CALLIOPE: Good morning, Joe. How are you this morning?
JOE: Good. I sat down to write a chapter of Marital Property yesterday and ended up writing two instead.
CALLIOPE: How do you suppose that happened?
JOE: I was planning to write a dinner scene with the family next but had also thought about a scene in bed with the parents. Once I started I just kept going. I was surprised how easily they both emerged.
CALLIOPE: Sometimes it happens that way. Maybe you were just anxious to write a sex scene.
JOE: Could be. It's the first time I wrote about sexual intercourse between two people.
CALLIOPE: What have you been waiting for?
JOE: A relationship where such a scene would be expected. I guess I could have put one in my last novel, but my protagonist was more drawn to boys.
CALLIOPE: I see. What was it like to write it?
JOE: I discovered that sex is not so easy to put into words. But then, many people don't talk about their encounters in detail.
CALLIOPE: Were you satisfied with what you wrote?
JOE: I'm glad I got it written.
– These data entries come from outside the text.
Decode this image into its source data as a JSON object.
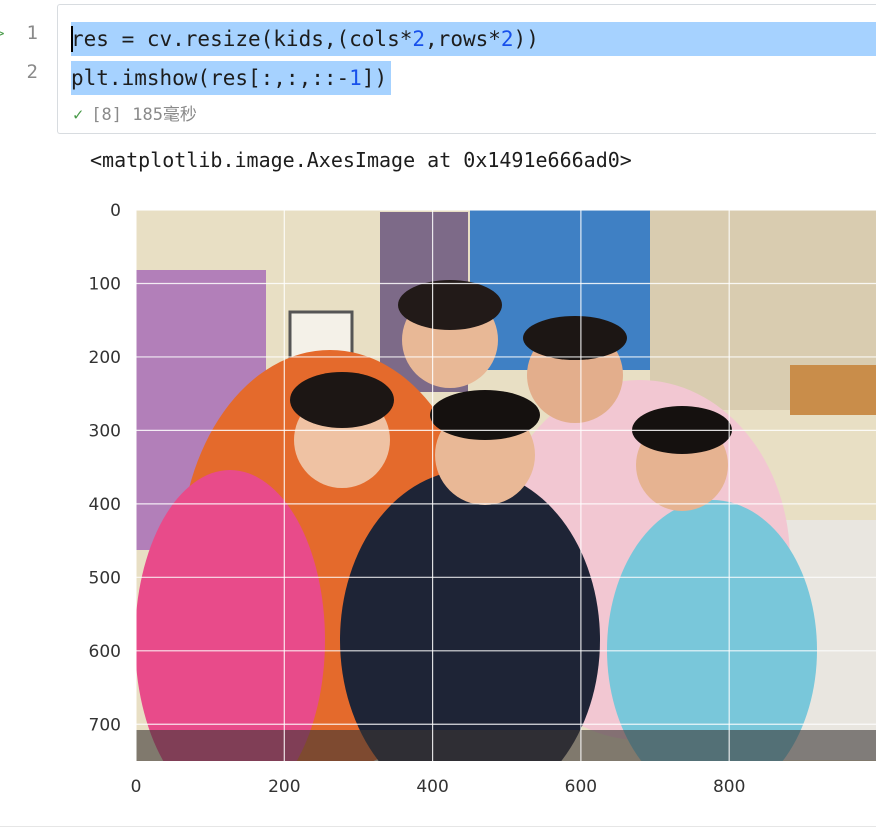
{
  "cell": {
    "line_numbers": [
      "1",
      "2"
    ],
    "code": {
      "line1": {
        "a": "res = cv.resize(kids,(cols*",
        "n1": "2",
        "b": ",rows*",
        "n2": "2",
        "c": "))"
      },
      "line2": {
        "a": "plt.imshow(res[:,:,::-",
        "n1": "1",
        "b": "])"
      }
    },
    "execution_count": "[8]",
    "duration": "185毫秒"
  },
  "output": {
    "repr": "<matplotlib.image.AxesImage at 0x1491e666ad0>"
  },
  "chart_data": {
    "type": "image",
    "x_ticks": [
      "0",
      "200",
      "400",
      "600",
      "800"
    ],
    "y_ticks": [
      "0",
      "100",
      "200",
      "300",
      "400",
      "500",
      "600",
      "700"
    ],
    "x_tick_values": [
      0,
      200,
      400,
      600,
      800
    ],
    "y_tick_values": [
      0,
      100,
      200,
      300,
      400,
      500,
      600,
      700
    ],
    "xlim": [
      0,
      998
    ],
    "ylim": [
      750,
      0
    ],
    "grid": true,
    "image_description_colors": {
      "wall": "#e8dfc4",
      "door": "#b27fb9",
      "shelf": "#3f80c4",
      "orange_shirt": "#e46a2c",
      "pink_shirt": "#e84b8a",
      "navy_shirt": "#1e2436",
      "pink_shirt_dad": "#f2c7d2",
      "cyan_shirt": "#79c7da",
      "sofa": "#e9e6e0"
    }
  }
}
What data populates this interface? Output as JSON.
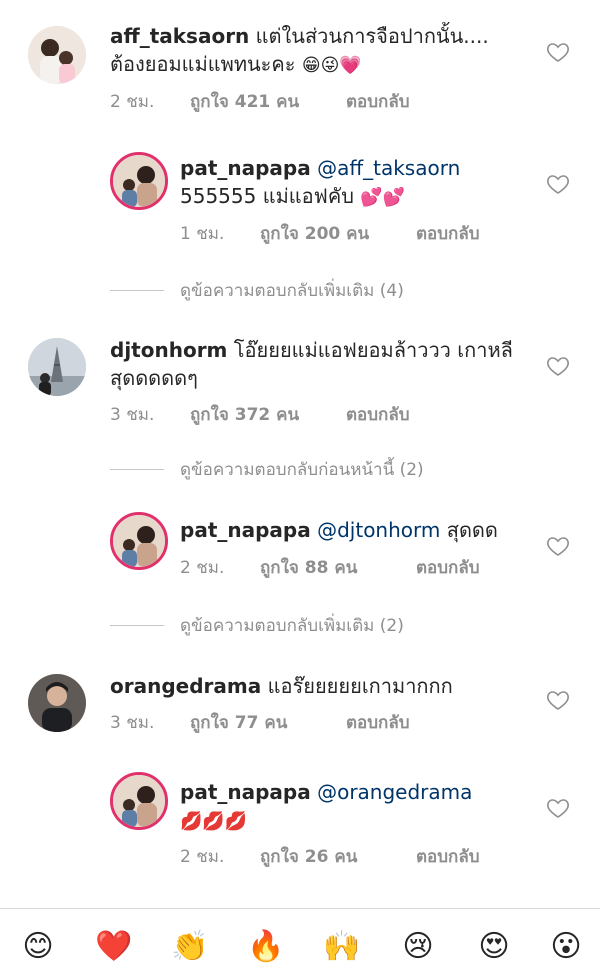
{
  "comments": [
    {
      "username": "aff_taksaorn",
      "text": "แต่ในส่วนการจือปากนั้น.... ต้องยอมแม่แพทนะคะ",
      "emoji": "😁😜💗",
      "time": "2 ชม.",
      "likes": "ถูกใจ 421 คน",
      "reply": "ตอบกลับ"
    },
    {
      "username": "pat_napapa",
      "mention": "@aff_taksaorn",
      "text": "555555 แม่แอฟคับ",
      "emoji": "💕💕",
      "time": "1 ชม.",
      "likes": "ถูกใจ 200 คน",
      "reply": "ตอบกลับ"
    },
    {
      "username": "djtonhorm",
      "text": "โอ๊ยยยแม่แอฟยอมล้าววว เกาหลีสุดดดดดๆ",
      "time": "3 ชม.",
      "likes": "ถูกใจ 372 คน",
      "reply": "ตอบกลับ"
    },
    {
      "username": "pat_napapa",
      "mention": "@djtonhorm",
      "text": "สุดดด",
      "time": "2 ชม.",
      "likes": "ถูกใจ 88 คน",
      "reply": "ตอบกลับ"
    },
    {
      "username": "orangedrama",
      "text": "แอร๊ยยยยยเกามากกก",
      "time": "3 ชม.",
      "likes": "ถูกใจ 77 คน",
      "reply": "ตอบกลับ"
    },
    {
      "username": "pat_napapa",
      "mention": "@orangedrama",
      "emoji": "💋💋💋",
      "time": "2 ชม.",
      "likes": "ถูกใจ 26 คน",
      "reply": "ตอบกลับ"
    }
  ],
  "view_more": {
    "first": "ดูข้อความตอบกลับเพิ่มเติม (4)",
    "previous": "ดูข้อความตอบกลับก่อนหน้านี้ (2)",
    "second": "ดูข้อความตอบกลับเพิ่มเติม (2)"
  },
  "emoji_bar": [
    "😊",
    "❤️",
    "👏",
    "🔥",
    "🙌",
    "😢",
    "😍",
    "😮"
  ],
  "icons": {
    "heart": "heart-outline-icon"
  },
  "colors": {
    "text": "#262626",
    "secondary": "#8e8e8e",
    "mention": "#003569",
    "story_ring": "#e1306c"
  }
}
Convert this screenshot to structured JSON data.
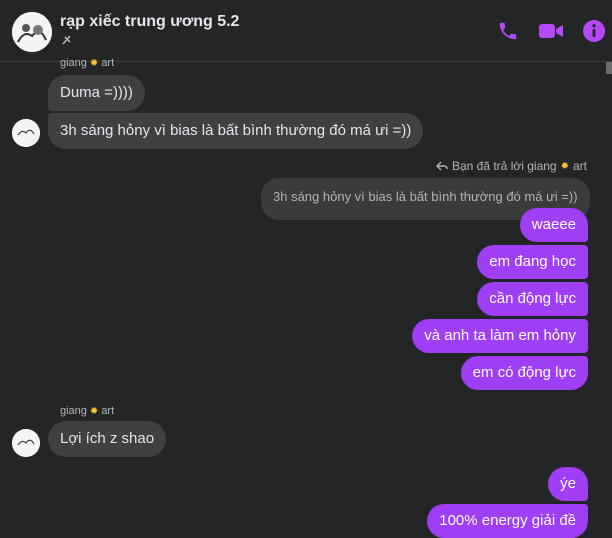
{
  "header": {
    "title": "rạp xiếc trung ương 5.2",
    "accent": "#b44af5",
    "icons": [
      "phone-icon",
      "video-icon",
      "info-icon",
      "muted-icon"
    ]
  },
  "messages": {
    "sender_name": "giang",
    "sender_suffix": "art",
    "m1": "Duma =))))",
    "m2": "3h sáng hỏny vì bias là bất bình thường đó má ưi =))",
    "reply_note": "Bạn đã trả lời giang",
    "reply_suffix": "art",
    "quoted": "3h sáng hỏny vì bias là bất bình thường đó má ưi =))",
    "o1": "waeee",
    "o2": "em đang học",
    "o3": "cần động lực",
    "o4": "và anh ta làm em hỏny",
    "o5": "em có động lực",
    "sender2_name": "giang",
    "sender2_suffix": "art",
    "m3": "Lợi ích z shao",
    "o6": "ýe",
    "o7": "100% energy giải đề"
  },
  "colors": {
    "background": "#242526",
    "incoming_bubble": "#3e4042",
    "outgoing_bubble": "#9f3ef5"
  }
}
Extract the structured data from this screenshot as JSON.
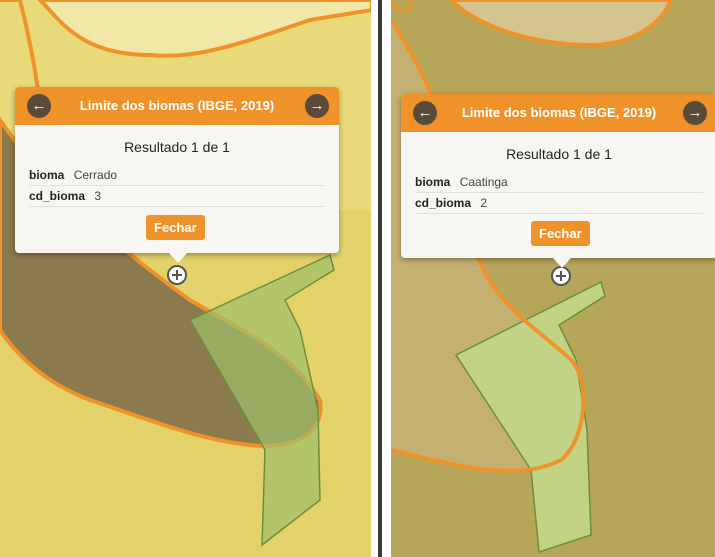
{
  "left_popup": {
    "title": "Limite dos biomas (IBGE, 2019)",
    "result": "Resultado 1 de 1",
    "attributes": [
      {
        "key": "bioma",
        "value": "Cerrado"
      },
      {
        "key": "cd_bioma",
        "value": "3"
      }
    ],
    "close_label": "Fechar",
    "prev_icon": "arrow-left-icon",
    "next_icon": "arrow-right-icon"
  },
  "right_popup": {
    "title": "Limite dos biomas (IBGE, 2019)",
    "result": "Resultado 1 de 1",
    "attributes": [
      {
        "key": "bioma",
        "value": "Caatinga"
      },
      {
        "key": "cd_bioma",
        "value": "2"
      }
    ],
    "close_label": "Fechar",
    "prev_icon": "arrow-left-icon",
    "next_icon": "arrow-right-icon"
  },
  "colors": {
    "accent": "#f0922a",
    "nav_button": "#5a4a3a",
    "popup_bg": "#f7f6f2"
  }
}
But I won't know if I am satisfied with it until I get to the revision stage and look at it from several different angles.
CALLIOPE: Will you wait until you finish the first draft?
JOE: Yes. I have learned from experience that it interrupts the flow of the story if I stop to edit what I have written before the story is finished.
CALLIOPE: Good thinking. I guess we will revisit this topic again.